Elektrik Mühendisleri Odası Yönetim Kurulu Üyesi Mehmet Özdağ, Elektriğe gelen zamların nedeninin özelleştirmeler olduğunu belirtiyor. Özdağ, 3 Mart 2001 tarihinde yayınlanan 4628 sayılı elektrik yasası sonucu elektrik enerjisi üretiminin yüzde 80’inin özel şirketlere geçtiğini dolayısıyla devletin elektrik piyasasını kontrol edecek gücünün kalmadığını ifade ediyor.

Ne olacak şimdi?

*

Yani Mehmet Özdağ’ın sözünü ettiği yasa da ne garip ki bir Bülent Ecevit hükümeti döneminde çıkıyor. 1979’da madenleri devletleştir. 2001’ yılında elektrikte yoğun özelleştirmenin önünü açan yasayı kabul et. Nasıl bir çelişkidir anlamam mümkün değil.  70’li yıllardaki Ecevit 1990 sonrası böylesine değişmişti işte.

*

Zaman değişiyor, değişen zamanla birlikte insanlar da değişiyor. Liderler de. Birbirinin zıddı kararları almak durumunda kalıyorlar.

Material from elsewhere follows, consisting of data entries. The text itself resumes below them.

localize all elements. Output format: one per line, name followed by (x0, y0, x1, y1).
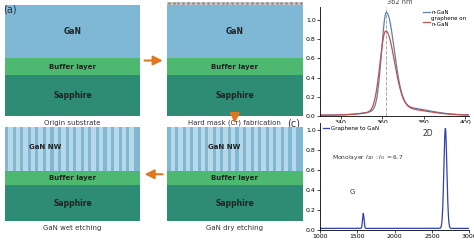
n-GaN (405, 104, 411, 107)
Text: 362 nm: 362 nm (387, 0, 412, 5)
Bar (238, 127, 243, 171)
Bar (276, 127, 281, 171)
Bar (84, 127, 88, 171)
Bar (193, 127, 198, 171)
Bar (167, 5, 302, 58)
Text: Sapphire: Sapphire (53, 199, 92, 208)
Text: (c): (c) (287, 118, 300, 128)
Text: GaN: GaN (226, 27, 244, 36)
Text: Sapphire: Sapphire (216, 199, 254, 208)
Text: GaN NW: GaN NW (29, 144, 62, 150)
Bar (5, 185, 140, 221)
Bar (167, 75, 302, 116)
graphene on
n-GaN (383, 30, 389, 32)
graphene on
n-GaN (344, 113, 349, 116)
Bar (91, 127, 96, 171)
Bar (8, 127, 13, 171)
Legend: Graphene to GaN: Graphene to GaN (323, 126, 379, 131)
Bar (254, 127, 258, 171)
Text: 2D: 2D (422, 129, 433, 138)
Text: Sapphire: Sapphire (216, 91, 254, 100)
Bar (23, 127, 28, 171)
Bar (76, 127, 81, 171)
Text: GaN wet etching: GaN wet etching (43, 225, 102, 231)
Bar (167, 127, 302, 171)
X-axis label: Wavelength (nm): Wavelength (nm) (365, 128, 425, 135)
Bar (99, 127, 103, 171)
n-GaN (417, 108, 423, 111)
graphene on
n-GaN (417, 109, 423, 112)
graphene on
n-GaN (466, 113, 472, 116)
Bar (201, 127, 205, 171)
Bar (246, 127, 251, 171)
Bar (5, 58, 140, 75)
n-GaN (430, 110, 436, 113)
Text: Buffer layer: Buffer layer (49, 175, 96, 181)
graphene on
n-GaN (356, 112, 361, 115)
Bar (178, 127, 182, 171)
Bar (69, 127, 73, 171)
Bar (54, 127, 58, 171)
graphene on
n-GaN (405, 105, 411, 108)
Bar (167, 185, 302, 221)
Text: Hard mask (Cr) fabrication: Hard mask (Cr) fabrication (188, 120, 281, 126)
n-GaN (344, 113, 349, 116)
Bar (231, 127, 236, 171)
Text: GaN: GaN (64, 27, 82, 36)
Bar (129, 127, 134, 171)
Text: Buffer layer: Buffer layer (49, 64, 96, 69)
Bar (107, 127, 111, 171)
n-GaN (356, 112, 361, 115)
graphene on
n-GaN (317, 114, 323, 117)
Bar (167, 2, 302, 5)
Bar (171, 127, 175, 171)
Text: Origin substrate: Origin substrate (44, 120, 100, 126)
Line: n-GaN: n-GaN (320, 12, 469, 115)
Bar (186, 127, 190, 171)
Line: graphene on
n-GaN: graphene on n-GaN (320, 31, 469, 115)
Bar (16, 127, 20, 171)
Bar (5, 75, 140, 116)
n-GaN (385, 12, 391, 15)
Bar (5, 171, 140, 185)
n-GaN (383, 11, 389, 14)
Bar (261, 127, 266, 171)
graphene on
n-GaN (385, 31, 391, 34)
Bar (122, 127, 126, 171)
Bar (31, 127, 35, 171)
Text: G: G (350, 189, 356, 196)
Text: (b): (b) (287, 2, 301, 12)
Text: GaN NW: GaN NW (208, 144, 240, 150)
Bar (38, 127, 43, 171)
Bar (269, 127, 273, 171)
Bar (292, 127, 296, 171)
Bar (216, 127, 220, 171)
Bar (46, 127, 50, 171)
n-GaN (466, 113, 472, 116)
Text: (a): (a) (3, 5, 17, 15)
Legend: n-GaN, graphene on
n-GaN: n-GaN, graphene on n-GaN (423, 10, 466, 27)
Text: Buffer layer: Buffer layer (211, 64, 258, 69)
Text: Monolayer $I_{2D}$ : $I_G$ = 6.7: Monolayer $I_{2D}$ : $I_G$ = 6.7 (332, 153, 403, 162)
Bar (167, 171, 302, 185)
Bar (284, 127, 288, 171)
Bar (61, 127, 65, 171)
Text: GaN dry etching: GaN dry etching (206, 225, 264, 231)
Bar (5, 127, 140, 171)
n-GaN (317, 114, 323, 117)
Text: Sapphire: Sapphire (53, 91, 92, 100)
Y-axis label: Intensity (a.u.): Intensity (a.u.) (297, 151, 303, 202)
Y-axis label: PL Intensity (a.u.): PL Intensity (a.u.) (297, 31, 303, 93)
Bar (209, 127, 213, 171)
Bar (5, 5, 140, 58)
Bar (114, 127, 118, 171)
Bar (167, 58, 302, 75)
graphene on
n-GaN (430, 111, 436, 114)
Text: Buffer layer: Buffer layer (211, 175, 258, 181)
Bar (223, 127, 228, 171)
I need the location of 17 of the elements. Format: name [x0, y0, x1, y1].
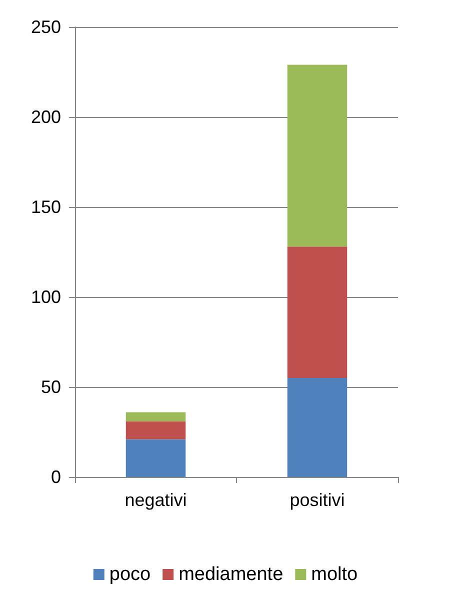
y-tick-label: 200 [30, 107, 61, 127]
bar [287, 378, 348, 477]
legend-label: poco [109, 564, 151, 585]
y-tick-label: 50 [40, 377, 61, 397]
x-tick-label: negativi [124, 490, 187, 510]
x-tick-label: positivi [290, 490, 345, 510]
y-tick-label: 0 [50, 467, 61, 487]
bar [287, 64, 348, 247]
bar [126, 412, 186, 422]
bar [287, 246, 348, 378]
bar [126, 421, 186, 440]
bar [126, 439, 186, 477]
legend-label: mediamente [178, 564, 284, 585]
y-tick-label: 250 [30, 17, 61, 37]
y-tick-label: 150 [30, 197, 61, 217]
legend-label: molto [311, 564, 358, 585]
y-tick-label: 100 [30, 287, 61, 307]
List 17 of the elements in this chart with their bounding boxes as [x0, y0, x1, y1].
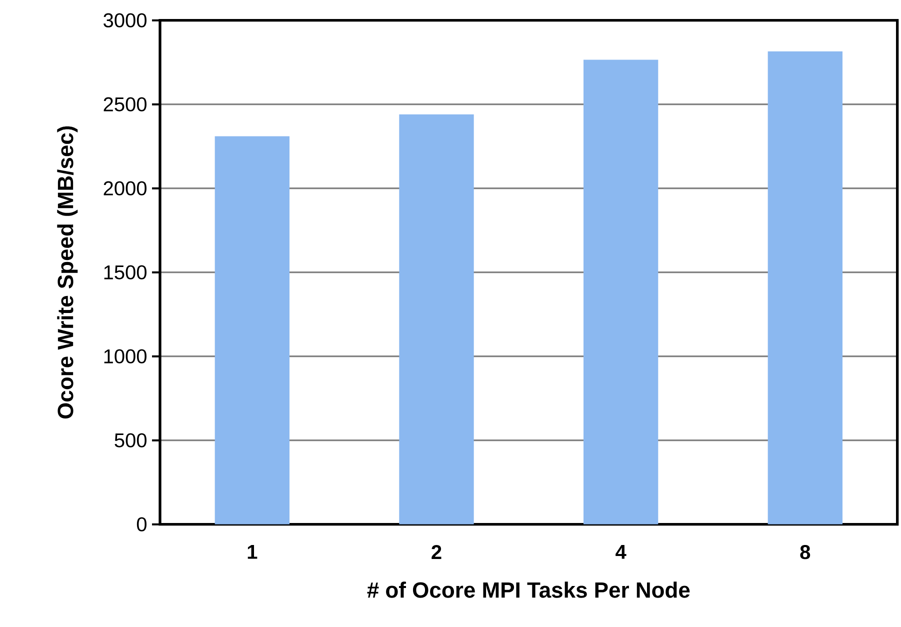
bar — [399, 114, 474, 524]
x-axis-title: # of Ocore MPI Tasks Per Node — [367, 582, 690, 598]
y-axis-title: Ocore Write Speed (MB/sec) — [57, 126, 78, 419]
y-tick-label: 1500 — [104, 265, 146, 280]
y-tick-label: 0 — [136, 517, 146, 532]
y-tick-label: 500 — [114, 433, 146, 448]
bar — [214, 136, 290, 524]
y-tick-label: 1000 — [104, 349, 146, 364]
y-tick-label: 3000 — [104, 13, 146, 28]
y-tick-label: 2500 — [104, 97, 146, 112]
bar — [583, 60, 658, 524]
x-tick-label: 2 — [432, 545, 442, 559]
x-tick-label: 1 — [248, 545, 258, 559]
bar — [768, 51, 842, 524]
x-tick-label: 8 — [800, 545, 810, 560]
x-tick-label: 4 — [616, 545, 626, 559]
y-tick-label: 2000 — [104, 181, 146, 196]
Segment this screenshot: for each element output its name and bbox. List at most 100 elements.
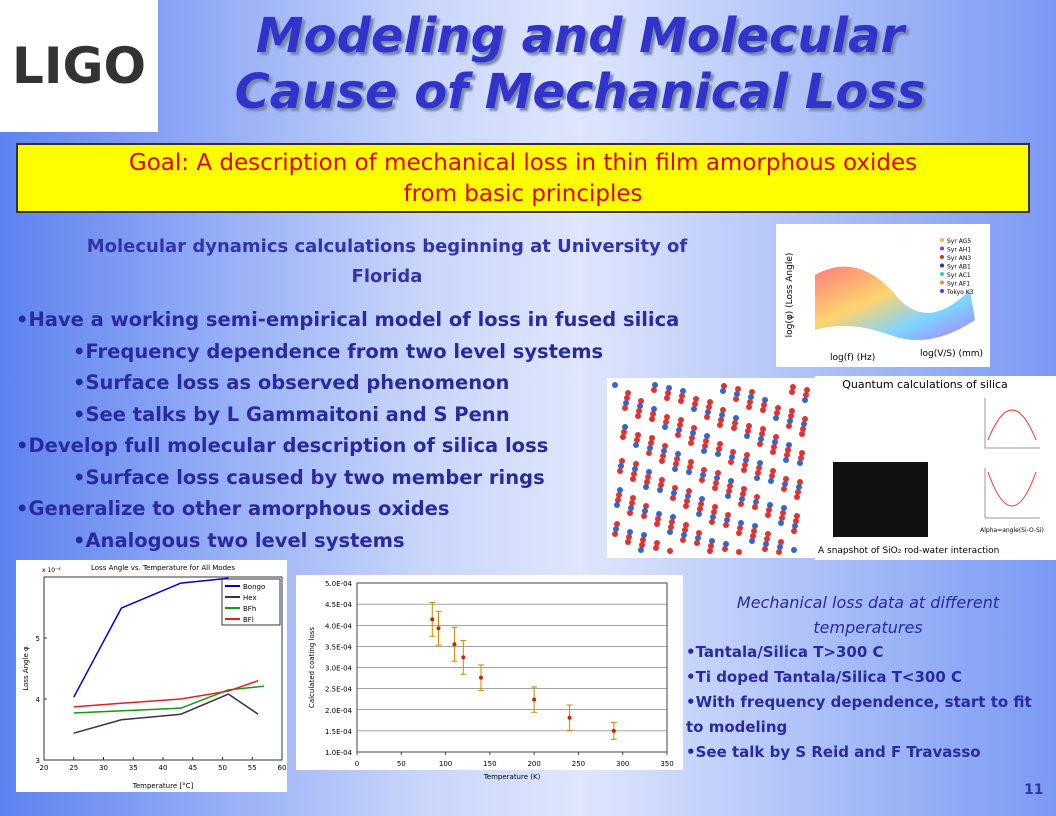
quantum-bg <box>815 376 1056 560</box>
bullet: Surface loss as observed phenomenon <box>0 367 679 399</box>
atom <box>725 493 731 499</box>
atom <box>766 507 772 513</box>
y-tick-label: 3 <box>36 757 40 765</box>
atom <box>773 415 779 421</box>
legend-swatch <box>940 238 944 242</box>
atom <box>769 473 775 479</box>
logo: LIGO <box>0 0 158 132</box>
atom <box>701 467 707 473</box>
bullet: Develop full molecular description of si… <box>0 430 679 462</box>
atom <box>729 454 735 460</box>
atom <box>753 499 759 505</box>
atom <box>785 447 791 453</box>
bullet: See talks by L Gammaitoni and S Penn <box>0 399 679 431</box>
atom <box>703 438 709 444</box>
goal-box: Goal: A description of mechanical loss i… <box>16 143 1030 213</box>
atom <box>745 428 751 434</box>
x-tick-label: 350 <box>660 760 673 768</box>
atom <box>765 531 771 537</box>
x-tick-label: 20 <box>40 764 49 772</box>
atom <box>711 509 717 515</box>
atom <box>748 394 754 400</box>
right-heading: Mechanical loss data at different tempera… <box>686 590 1050 640</box>
atom <box>803 392 809 398</box>
atom <box>743 457 749 463</box>
atom <box>789 389 795 395</box>
atom <box>730 449 736 455</box>
atom <box>778 539 784 545</box>
atom <box>754 494 760 500</box>
atom <box>757 441 763 447</box>
atom <box>727 483 733 489</box>
point <box>479 675 483 680</box>
atom <box>758 436 764 442</box>
y-tick-label: 4.0E-04 <box>325 622 353 630</box>
atom <box>786 423 792 429</box>
atom <box>708 543 714 549</box>
bullet-list: Have a working semi-empirical model of l… <box>0 304 679 556</box>
atom <box>724 517 730 523</box>
atom <box>746 404 752 410</box>
atom <box>751 528 757 534</box>
atom <box>731 425 737 431</box>
atom <box>680 537 686 543</box>
atom <box>752 523 758 529</box>
atom <box>691 406 697 412</box>
x-tick-label: 30 <box>99 764 108 772</box>
y-tick-label: 1.5E-04 <box>325 728 353 736</box>
bullet: Generalize to other amorphous oxides <box>0 493 679 525</box>
atom <box>733 396 739 402</box>
y-exponent: x 10⁻⁴ <box>42 567 61 574</box>
atom <box>714 475 720 481</box>
x-tick-label: 150 <box>483 760 496 768</box>
atom <box>694 540 700 546</box>
atom <box>686 488 692 494</box>
atom <box>697 506 703 512</box>
atom <box>690 430 696 436</box>
x-tick-label: 55 <box>248 764 257 772</box>
atom <box>762 546 768 552</box>
point <box>430 617 435 622</box>
atom <box>728 459 734 465</box>
atom <box>679 393 685 399</box>
atom <box>781 486 787 492</box>
axis-label: Alpha=angle(Si-O-Si) <box>980 527 1044 534</box>
x-label: Temperature (K) <box>483 773 541 781</box>
point <box>532 697 537 702</box>
atom <box>709 519 715 525</box>
atom <box>790 384 796 390</box>
atom <box>787 418 793 424</box>
atom <box>720 388 726 394</box>
atom <box>783 476 789 482</box>
atom <box>699 477 705 483</box>
point <box>436 626 441 631</box>
atom <box>723 522 729 528</box>
atom <box>728 478 734 484</box>
atom <box>738 520 744 526</box>
atom <box>685 493 691 499</box>
atom <box>695 535 701 541</box>
legend-label: Syr AC1 <box>947 272 971 279</box>
atom <box>720 407 726 413</box>
atom <box>775 405 781 411</box>
atom <box>749 389 755 395</box>
bullet: See talk by S Reid and F Travasso <box>686 740 1050 765</box>
title-line: Cause of Mechanical Loss <box>234 64 926 120</box>
atom <box>781 505 787 511</box>
atom <box>688 440 694 446</box>
legend-label: Syr AG5 <box>947 238 971 245</box>
y-tick-label: 5.0E-04 <box>325 580 353 588</box>
atom <box>804 387 810 393</box>
y-tick-label: 3.0E-04 <box>325 665 353 673</box>
point <box>461 655 466 660</box>
axis-label: log(f) (Hz) <box>830 353 875 363</box>
atom <box>754 475 760 481</box>
legend-label: Syr AB1 <box>947 264 971 271</box>
atom <box>746 423 752 429</box>
atom <box>770 468 776 474</box>
x-tick-label: 0 <box>355 760 359 768</box>
atom <box>739 496 745 502</box>
atom <box>798 455 804 461</box>
y-tick-label: 5 <box>36 635 40 643</box>
legend-label: Bongo <box>243 583 265 591</box>
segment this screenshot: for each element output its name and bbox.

Değişmeyen tek şey, siyasi liderlerin hatalarını toplumların ödemesi oluyor. 

*

Ve yine bugün Türkiye,  Ak Parti hükümetinin özellikle dış politikada yaptığı yanlışların büyük faturasını ödemeye başladı.

Irak deneyimi ortada iken,  Suriye’nin  bölünmesi durumunda da en büyük zararı Türkiye’nin göreceği açıkken ve Suriye’nin eninde-sonunda yenilmeyeceğini de göremeyen AK Parti iktidarı süreçte çok büyük hatalar yaptı. 5 milyonu aşkın Suriyeli ülkemize geldi. Suriye Savaşı bize de büyük mali yüke neden oldu. Hala da oluyor.  

Ve yine süreçte sınırsız özelleştirmeler. 

Sonuç ortada. Ödenemeyen elektrik -doğalgaz faturaları.  Askıda Fatura uygulamaları, ucuz ekmek kuyrukları. Milyonlarca işsiz ve Çarşı-pazarda yaşanan pahalılık.